Vanarin: ci sentiamo cresciuti

Del Signor Uffa

Vanarin è un progetto nato a Bergamo nel 2016, dall’incontro fra il cantautore inglese David Paysden (voce, chitarra, tastiere), Marco Sciacqua (chitarra, basso, percussioni, seconde voci), Massimo Mantovani (voce, basso, chitarra) e Marco Brena (batteria, percussioni). La band ha pubblicato ep2, il nuovo lavoro, e noi li abbiamo intervistati.

Presentate il vostro progetto musicale a chi ancora non vi conosce con il nome di tre alcolici e ci spiegate le vostre scelte?

Il primo alcolico è il vino. Piace a tutti, rosso o bianco, è comunque inebriante.
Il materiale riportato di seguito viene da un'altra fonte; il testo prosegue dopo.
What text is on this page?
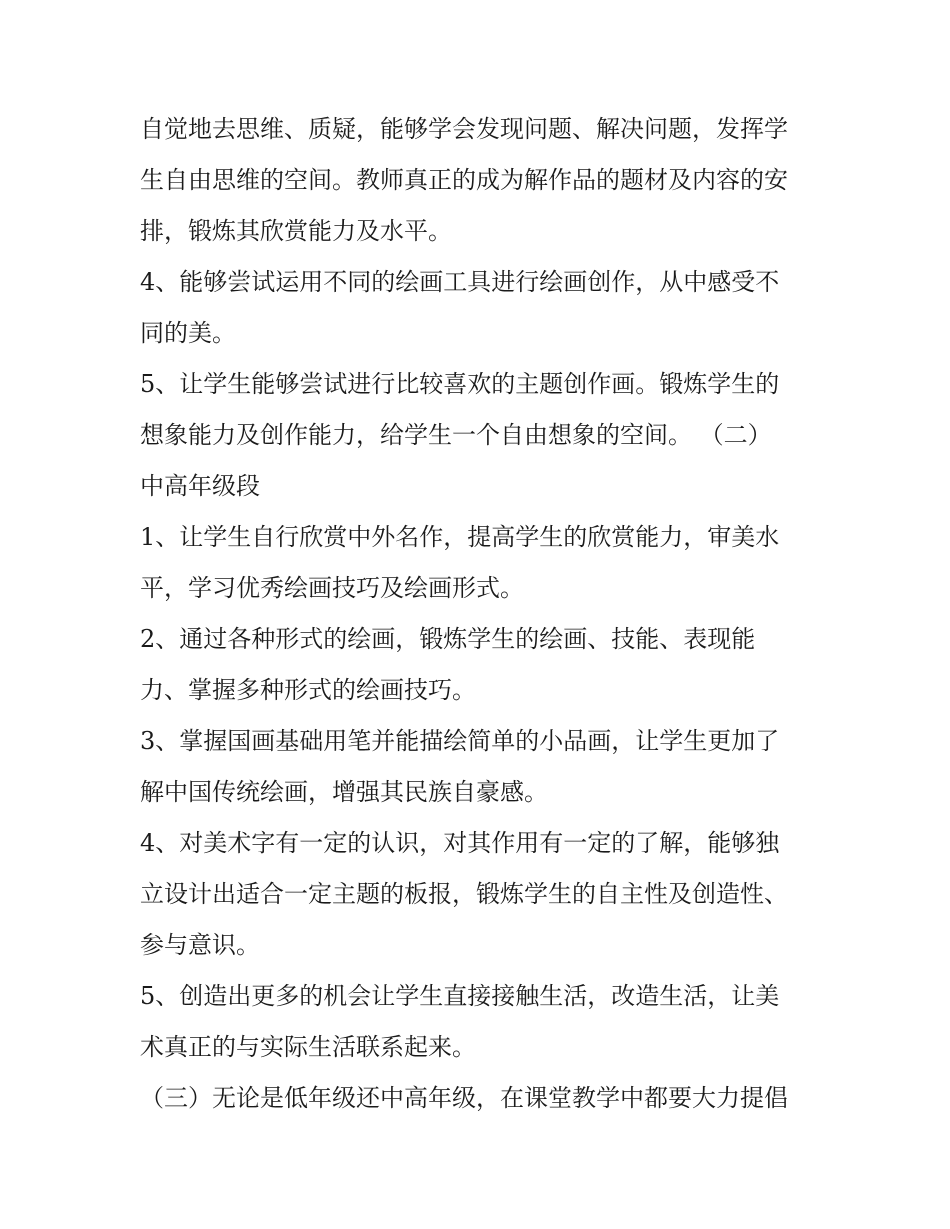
自觉地去思维、质疑，能够学会发现问题、解决问题，发挥学
生自由思维的空间。教师真正的成为解作品的题材及内容的安
排，锻炼其欣赏能力及水平。
4、能够尝试运用不同的绘画工具进行绘画创作，从中感受不
同的美。
5、让学生能够尝试进行比较喜欢的主题创作画。锻炼学生的
想象能力及创作能力，给学生一个自由想象的空间。 （二）
中高年级段
1、让学生自行欣赏中外名作，提高学生的欣赏能力，审美水
平，学习优秀绘画技巧及绘画形式。
2、通过各种形式的绘画，锻炼学生的绘画、技能、表现能
力、掌握多种形式的绘画技巧。
3、掌握国画基础用笔并能描绘简单的小品画，让学生更加了
解中国传统绘画，增强其民族自豪感。
4、对美术字有一定的认识，对其作用有一定的了解，能够独
立设计出适合一定主题的板报，锻炼学生的自主性及创造性、
参与意识。
5、创造出更多的机会让学生直接接触生活，改造生活，让美
术真正的与实际生活联系起来。
（三）无论是低年级还中高年级，在课堂教学中都要大力提倡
La tequila ha la capacità di farti perdere il controllo senza che tu possa accorgertene, spesso la sensazione che abbiamo in alcuni brani è quella. In conclusione, forse diremmo il gin… si mischia bene con molti altri ingredienti.

Quanto sono ancora importanti i live nel percorso di gavetta di una band?
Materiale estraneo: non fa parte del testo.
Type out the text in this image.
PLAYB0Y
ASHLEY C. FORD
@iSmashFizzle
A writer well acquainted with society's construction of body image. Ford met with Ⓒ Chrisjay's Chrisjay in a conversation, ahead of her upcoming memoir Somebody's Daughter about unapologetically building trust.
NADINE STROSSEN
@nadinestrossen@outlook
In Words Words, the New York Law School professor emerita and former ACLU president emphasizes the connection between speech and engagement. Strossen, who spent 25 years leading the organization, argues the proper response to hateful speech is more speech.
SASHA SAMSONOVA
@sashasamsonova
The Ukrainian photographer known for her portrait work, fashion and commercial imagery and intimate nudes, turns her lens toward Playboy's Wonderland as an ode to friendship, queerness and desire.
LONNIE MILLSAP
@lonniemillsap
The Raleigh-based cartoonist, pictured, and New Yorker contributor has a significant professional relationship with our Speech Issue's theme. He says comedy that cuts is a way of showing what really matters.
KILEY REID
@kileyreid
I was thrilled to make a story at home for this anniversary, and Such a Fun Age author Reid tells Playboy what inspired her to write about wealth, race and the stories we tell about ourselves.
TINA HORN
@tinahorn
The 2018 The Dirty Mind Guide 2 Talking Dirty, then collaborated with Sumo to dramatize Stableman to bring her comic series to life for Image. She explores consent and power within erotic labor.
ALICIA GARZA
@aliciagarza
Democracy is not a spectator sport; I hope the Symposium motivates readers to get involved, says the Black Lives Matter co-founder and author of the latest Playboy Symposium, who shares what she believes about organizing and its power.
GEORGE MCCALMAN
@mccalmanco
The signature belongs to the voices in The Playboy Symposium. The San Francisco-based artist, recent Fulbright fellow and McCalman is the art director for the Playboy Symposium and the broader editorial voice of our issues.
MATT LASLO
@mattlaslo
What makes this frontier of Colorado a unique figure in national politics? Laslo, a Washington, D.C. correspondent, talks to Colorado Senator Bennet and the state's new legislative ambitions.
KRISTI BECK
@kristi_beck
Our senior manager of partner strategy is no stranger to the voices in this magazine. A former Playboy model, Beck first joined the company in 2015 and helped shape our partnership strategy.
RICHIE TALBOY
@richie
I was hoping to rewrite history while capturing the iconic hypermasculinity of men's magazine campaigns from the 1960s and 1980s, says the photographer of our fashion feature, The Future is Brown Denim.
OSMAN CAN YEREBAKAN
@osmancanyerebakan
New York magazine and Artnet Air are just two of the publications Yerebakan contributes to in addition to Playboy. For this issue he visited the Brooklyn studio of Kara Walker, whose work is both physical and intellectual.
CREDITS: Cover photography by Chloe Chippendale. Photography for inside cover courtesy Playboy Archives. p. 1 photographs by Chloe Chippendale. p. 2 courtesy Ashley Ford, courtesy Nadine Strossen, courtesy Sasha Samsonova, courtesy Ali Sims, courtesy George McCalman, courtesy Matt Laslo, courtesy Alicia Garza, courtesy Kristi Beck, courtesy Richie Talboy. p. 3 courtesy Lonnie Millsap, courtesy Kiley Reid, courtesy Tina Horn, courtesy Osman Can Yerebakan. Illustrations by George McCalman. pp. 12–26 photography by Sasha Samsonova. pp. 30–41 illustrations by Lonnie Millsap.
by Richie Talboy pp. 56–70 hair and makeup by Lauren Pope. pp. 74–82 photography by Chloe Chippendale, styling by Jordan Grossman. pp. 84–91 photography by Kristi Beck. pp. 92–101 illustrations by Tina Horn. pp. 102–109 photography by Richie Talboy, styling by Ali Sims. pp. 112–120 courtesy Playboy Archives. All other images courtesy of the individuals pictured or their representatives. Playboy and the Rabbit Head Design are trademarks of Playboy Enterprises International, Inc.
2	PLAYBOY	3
I live sono molto importanti per creare la giusta sinergia tra i componenti, servono a metterti sempre nella condizione di rendere al massimo, sia che tu suoni davanti a cento o a dieci persone. Niente poi è più vero di un live, se spacchi lì spacchi davvero.

Ci raccontate com’è nato questo EP2 e in cosa è diverso dalle vostre precedenti produzioni?

Ep 2 nasce da una nuova formula e dall’esigenza di cambiare, di scostarci dalle nostre vecchie produzioni con uno stile più univoco e rappresentativo rispetto Overnight. Ci sentiamo cresciuti e speriamo di continuare a farlo.

Cosa c’è nel futuro dei Vanarin?

Un disco su cui stiamo già lavorando. Abbiamo appena intrapreso nuove collaborazioni in particolare con la label Dischi Sotterranei e Radar concerti. Noi chiaramente speriamo di proseguire il nostro percorso artistico cercando di migliorarci sempre e di suonare il più possibile attraverso e fuori dall’Italia.